Phillip Capital: Netflix (NFLX.US) user engagement decreasing and overvaluation, rating lowered to "Sell"

date
31/07/2025
avatar
GMT Eight
Phillip Capital downgraded Netflix's rating from "neutral" to "sell" and maintained a target price of $950.
Phillip Capital has downgraded its rating on Netflix (NFLX.US) from "Neutral" to "Sell" while maintaining a target price of $950. According to an analysis team led by Helena Wang, the rating adjustment was due to recent price increases.
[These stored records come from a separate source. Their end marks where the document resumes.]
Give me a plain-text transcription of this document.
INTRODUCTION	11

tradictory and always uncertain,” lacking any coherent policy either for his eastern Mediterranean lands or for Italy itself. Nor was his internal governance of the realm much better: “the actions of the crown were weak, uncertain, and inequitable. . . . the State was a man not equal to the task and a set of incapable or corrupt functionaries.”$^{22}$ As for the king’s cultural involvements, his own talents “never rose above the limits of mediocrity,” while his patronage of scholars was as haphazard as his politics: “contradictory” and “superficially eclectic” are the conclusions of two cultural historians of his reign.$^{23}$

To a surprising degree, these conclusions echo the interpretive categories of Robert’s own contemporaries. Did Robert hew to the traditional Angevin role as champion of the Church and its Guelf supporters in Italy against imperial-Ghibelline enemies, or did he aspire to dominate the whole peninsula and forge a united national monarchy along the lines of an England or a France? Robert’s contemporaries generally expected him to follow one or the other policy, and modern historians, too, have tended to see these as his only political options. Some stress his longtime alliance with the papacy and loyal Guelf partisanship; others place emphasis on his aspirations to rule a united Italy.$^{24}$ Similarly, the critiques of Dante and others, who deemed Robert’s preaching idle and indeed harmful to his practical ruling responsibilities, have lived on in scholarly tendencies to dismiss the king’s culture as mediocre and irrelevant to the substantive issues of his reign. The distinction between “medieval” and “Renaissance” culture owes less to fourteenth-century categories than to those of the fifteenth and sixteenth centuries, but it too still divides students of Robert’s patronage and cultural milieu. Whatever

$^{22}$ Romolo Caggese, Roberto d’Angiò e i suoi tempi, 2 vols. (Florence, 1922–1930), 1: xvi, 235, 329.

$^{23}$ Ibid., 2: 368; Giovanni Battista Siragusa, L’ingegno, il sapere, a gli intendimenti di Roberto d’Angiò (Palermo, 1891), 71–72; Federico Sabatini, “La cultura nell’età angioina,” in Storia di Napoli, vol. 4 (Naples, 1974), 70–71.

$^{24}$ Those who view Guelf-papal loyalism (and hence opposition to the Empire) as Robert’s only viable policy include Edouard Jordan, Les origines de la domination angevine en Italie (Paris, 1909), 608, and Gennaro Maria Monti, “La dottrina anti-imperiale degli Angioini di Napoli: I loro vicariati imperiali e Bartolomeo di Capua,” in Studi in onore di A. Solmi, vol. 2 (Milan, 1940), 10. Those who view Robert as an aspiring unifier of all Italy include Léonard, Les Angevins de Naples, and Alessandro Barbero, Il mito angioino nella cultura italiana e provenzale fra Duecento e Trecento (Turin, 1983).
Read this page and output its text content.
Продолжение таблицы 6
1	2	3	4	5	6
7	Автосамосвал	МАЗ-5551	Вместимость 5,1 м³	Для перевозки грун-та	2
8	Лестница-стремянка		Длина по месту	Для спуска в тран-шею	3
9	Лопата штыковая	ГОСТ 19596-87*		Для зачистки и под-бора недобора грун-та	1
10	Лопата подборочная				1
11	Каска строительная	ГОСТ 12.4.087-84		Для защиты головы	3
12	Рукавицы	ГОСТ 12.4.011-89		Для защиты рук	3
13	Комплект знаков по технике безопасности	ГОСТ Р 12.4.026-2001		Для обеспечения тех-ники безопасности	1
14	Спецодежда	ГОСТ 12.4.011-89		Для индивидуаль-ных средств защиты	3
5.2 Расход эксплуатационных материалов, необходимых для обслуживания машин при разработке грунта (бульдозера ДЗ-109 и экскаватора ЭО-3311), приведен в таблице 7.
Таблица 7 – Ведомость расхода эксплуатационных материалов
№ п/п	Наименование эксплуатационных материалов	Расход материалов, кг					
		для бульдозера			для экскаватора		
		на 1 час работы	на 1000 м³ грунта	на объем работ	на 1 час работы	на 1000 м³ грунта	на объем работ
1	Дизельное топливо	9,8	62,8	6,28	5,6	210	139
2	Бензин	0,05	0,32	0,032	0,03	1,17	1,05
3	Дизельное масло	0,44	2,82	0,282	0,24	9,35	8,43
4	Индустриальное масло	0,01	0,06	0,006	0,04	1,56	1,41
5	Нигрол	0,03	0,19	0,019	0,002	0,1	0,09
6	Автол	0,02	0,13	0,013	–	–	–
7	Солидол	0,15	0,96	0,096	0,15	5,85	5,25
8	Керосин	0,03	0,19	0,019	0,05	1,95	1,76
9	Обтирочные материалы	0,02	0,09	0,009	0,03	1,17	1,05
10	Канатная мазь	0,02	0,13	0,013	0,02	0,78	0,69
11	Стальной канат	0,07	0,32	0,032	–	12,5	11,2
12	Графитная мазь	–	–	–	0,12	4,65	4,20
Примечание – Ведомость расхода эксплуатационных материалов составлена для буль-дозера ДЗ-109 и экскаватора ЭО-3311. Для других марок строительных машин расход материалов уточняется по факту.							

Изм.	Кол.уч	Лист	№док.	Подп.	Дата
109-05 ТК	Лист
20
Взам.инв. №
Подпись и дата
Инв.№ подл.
They remain cautious due to the stock being "overvalued" and a decrease in audience engagement, which could lower ad revenue and make it difficult to double ad revenue by 2025. Phillip Capital still believes that Netflix has strong resilience, is less affected by tariffs, and has strong profit growth momentum. The research firm stated, "Netflix continues to dominate the video-on-demand services sector, benefiting from its significant pricing advantage and improving profit margins. Netflix's diversified content library is paying off and will continue to yield returns." However, they believe that the growth rate of new members may significantly accelerate, based on revenue growth in the first half of 2025 (up 14% year-on-year), leading to a decrease in average spending per viewer. The research firm stated, "Lower user engagement means fewer ad impressions per user, directly leading to a decrease in ad revenue. However, part of the reason for this may be Netflix's restrictions on account sharing, causing occasional or infrequent viewers to use separate accounts with lower user engagement."